There's obvious downsides to this and there definitely is a lot of room for refinement, but I think this is a fairly good structure. At the end of the day we need to have faith in one another. The structure of science has always been "trust, but verify." But we stopped doing the latter and pigeonholed our measures. So now we have neither trust nor verification. I think it has all been good intention.
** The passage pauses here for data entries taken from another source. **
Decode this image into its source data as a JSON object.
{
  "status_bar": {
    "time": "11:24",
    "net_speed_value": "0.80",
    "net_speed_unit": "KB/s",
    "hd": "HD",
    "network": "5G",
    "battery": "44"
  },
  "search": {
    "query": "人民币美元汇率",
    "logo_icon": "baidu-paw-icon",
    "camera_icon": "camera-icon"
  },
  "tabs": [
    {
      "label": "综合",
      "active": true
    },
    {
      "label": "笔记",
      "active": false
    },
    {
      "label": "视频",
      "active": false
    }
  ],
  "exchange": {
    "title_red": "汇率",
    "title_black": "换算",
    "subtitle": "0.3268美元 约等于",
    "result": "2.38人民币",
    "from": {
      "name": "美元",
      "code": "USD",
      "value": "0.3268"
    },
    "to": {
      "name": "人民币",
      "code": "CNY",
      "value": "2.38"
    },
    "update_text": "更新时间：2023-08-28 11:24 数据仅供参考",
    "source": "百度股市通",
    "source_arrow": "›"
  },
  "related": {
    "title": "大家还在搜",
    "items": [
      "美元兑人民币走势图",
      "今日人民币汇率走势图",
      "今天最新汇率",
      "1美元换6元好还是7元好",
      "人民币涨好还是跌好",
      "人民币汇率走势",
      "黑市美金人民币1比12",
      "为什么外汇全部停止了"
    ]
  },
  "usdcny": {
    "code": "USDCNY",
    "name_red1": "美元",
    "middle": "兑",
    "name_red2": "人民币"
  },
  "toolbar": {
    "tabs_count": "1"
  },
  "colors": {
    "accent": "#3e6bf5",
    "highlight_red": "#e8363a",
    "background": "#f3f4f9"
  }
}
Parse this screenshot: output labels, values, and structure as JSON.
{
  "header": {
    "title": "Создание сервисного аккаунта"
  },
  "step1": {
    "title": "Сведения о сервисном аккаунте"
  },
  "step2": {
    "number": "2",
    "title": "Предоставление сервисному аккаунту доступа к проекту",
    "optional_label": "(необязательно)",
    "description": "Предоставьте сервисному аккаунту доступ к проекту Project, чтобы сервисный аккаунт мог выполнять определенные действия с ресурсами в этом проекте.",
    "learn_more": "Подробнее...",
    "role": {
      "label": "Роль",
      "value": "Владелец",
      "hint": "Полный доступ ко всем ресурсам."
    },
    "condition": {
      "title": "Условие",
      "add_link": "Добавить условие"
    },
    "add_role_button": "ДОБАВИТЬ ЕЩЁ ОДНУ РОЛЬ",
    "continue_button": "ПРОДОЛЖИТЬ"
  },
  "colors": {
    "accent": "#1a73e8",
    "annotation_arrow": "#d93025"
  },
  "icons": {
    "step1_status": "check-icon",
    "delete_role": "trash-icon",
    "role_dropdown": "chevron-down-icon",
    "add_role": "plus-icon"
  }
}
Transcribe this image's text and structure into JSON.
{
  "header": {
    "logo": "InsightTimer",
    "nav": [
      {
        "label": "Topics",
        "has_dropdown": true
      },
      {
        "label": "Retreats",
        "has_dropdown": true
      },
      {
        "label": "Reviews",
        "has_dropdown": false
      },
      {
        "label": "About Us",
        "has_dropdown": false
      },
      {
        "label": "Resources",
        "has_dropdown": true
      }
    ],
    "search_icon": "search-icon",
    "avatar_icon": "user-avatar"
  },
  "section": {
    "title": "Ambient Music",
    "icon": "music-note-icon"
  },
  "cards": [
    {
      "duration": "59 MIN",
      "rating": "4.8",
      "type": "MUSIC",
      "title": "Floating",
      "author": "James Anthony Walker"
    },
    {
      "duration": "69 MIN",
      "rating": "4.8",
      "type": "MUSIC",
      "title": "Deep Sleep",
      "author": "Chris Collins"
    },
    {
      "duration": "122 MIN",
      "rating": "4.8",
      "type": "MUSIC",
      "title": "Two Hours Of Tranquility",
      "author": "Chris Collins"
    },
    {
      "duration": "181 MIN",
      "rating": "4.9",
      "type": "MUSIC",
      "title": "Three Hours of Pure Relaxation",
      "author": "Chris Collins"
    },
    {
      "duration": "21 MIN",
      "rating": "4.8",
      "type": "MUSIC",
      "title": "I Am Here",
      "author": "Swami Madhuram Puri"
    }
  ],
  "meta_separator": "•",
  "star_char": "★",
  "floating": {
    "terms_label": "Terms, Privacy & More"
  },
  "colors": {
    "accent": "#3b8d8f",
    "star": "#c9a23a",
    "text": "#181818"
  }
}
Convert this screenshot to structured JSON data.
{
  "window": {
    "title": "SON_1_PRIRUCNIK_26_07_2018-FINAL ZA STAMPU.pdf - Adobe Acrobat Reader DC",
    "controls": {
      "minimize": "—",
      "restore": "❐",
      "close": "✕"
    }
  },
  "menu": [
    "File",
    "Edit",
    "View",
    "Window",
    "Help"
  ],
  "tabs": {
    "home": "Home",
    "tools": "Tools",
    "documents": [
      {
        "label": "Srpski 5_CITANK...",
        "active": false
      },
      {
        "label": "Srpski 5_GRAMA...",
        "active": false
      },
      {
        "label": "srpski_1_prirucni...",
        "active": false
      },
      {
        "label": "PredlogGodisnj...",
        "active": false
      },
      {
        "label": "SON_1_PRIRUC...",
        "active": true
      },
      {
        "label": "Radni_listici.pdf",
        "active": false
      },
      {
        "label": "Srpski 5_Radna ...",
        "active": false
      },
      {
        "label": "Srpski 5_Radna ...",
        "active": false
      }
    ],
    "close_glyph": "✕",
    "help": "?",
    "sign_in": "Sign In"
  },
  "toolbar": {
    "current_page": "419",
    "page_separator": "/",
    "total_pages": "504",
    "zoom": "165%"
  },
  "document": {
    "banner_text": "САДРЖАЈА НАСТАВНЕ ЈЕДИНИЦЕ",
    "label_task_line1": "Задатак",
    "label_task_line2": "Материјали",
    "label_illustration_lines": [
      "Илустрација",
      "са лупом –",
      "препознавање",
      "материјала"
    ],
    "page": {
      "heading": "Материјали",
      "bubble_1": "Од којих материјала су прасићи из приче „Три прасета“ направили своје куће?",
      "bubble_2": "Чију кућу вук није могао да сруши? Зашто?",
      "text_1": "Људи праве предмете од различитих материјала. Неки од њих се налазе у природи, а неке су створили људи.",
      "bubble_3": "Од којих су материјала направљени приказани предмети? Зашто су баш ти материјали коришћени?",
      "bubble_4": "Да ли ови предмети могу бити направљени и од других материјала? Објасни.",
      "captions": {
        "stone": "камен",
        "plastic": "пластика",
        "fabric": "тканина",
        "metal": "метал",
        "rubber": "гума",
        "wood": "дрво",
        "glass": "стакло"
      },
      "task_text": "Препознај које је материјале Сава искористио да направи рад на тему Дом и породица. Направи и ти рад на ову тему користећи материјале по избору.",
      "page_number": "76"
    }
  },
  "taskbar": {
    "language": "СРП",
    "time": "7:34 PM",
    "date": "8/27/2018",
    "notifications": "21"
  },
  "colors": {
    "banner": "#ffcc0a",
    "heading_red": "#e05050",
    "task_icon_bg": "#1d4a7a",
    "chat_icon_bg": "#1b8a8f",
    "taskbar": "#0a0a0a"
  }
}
I'll save you the clique, but what is a clique if not something everyone can state but few people actually follow? I get the desire to remove all noise, but I think such a goal is fruitless, it is impossible. So instead I think it is about finding the optimal noise. Instead of trying to get rid of it, we should embrace it. I hope as ML researchers we can recognize this, as noise is critical to our works. That without it, it all falls apart. Because, it is a feature, not a bug. It is a necessary attribute for generalization, and I think it isn't just for machines.

[0] Personally I find that the big reason for stress is that we remove creativity, flexibility, and a lot of the humanity from the work. We're over burdened by deadlines, there's too much work to do, and the truth is that the work is difficult to measure. Progress is difficult to see a priori, so you can constantly feel "behind". This just leads to slowdown and burnout. We're all here out of passion (at least I hope so! It'd be insane to do a PhD or research without the passion!). The structure should be made to gently push us back on track for when we get too lost by some other fascinating rabbit hole (who knows if it goes anywhere. But is going down it a bad thing?). But if we can't have fun, we are less effective at our jobs. If we can't take time to think about the meta, we get worse at our jobs. If we aren't talking to our peers, we get worse at our jobs.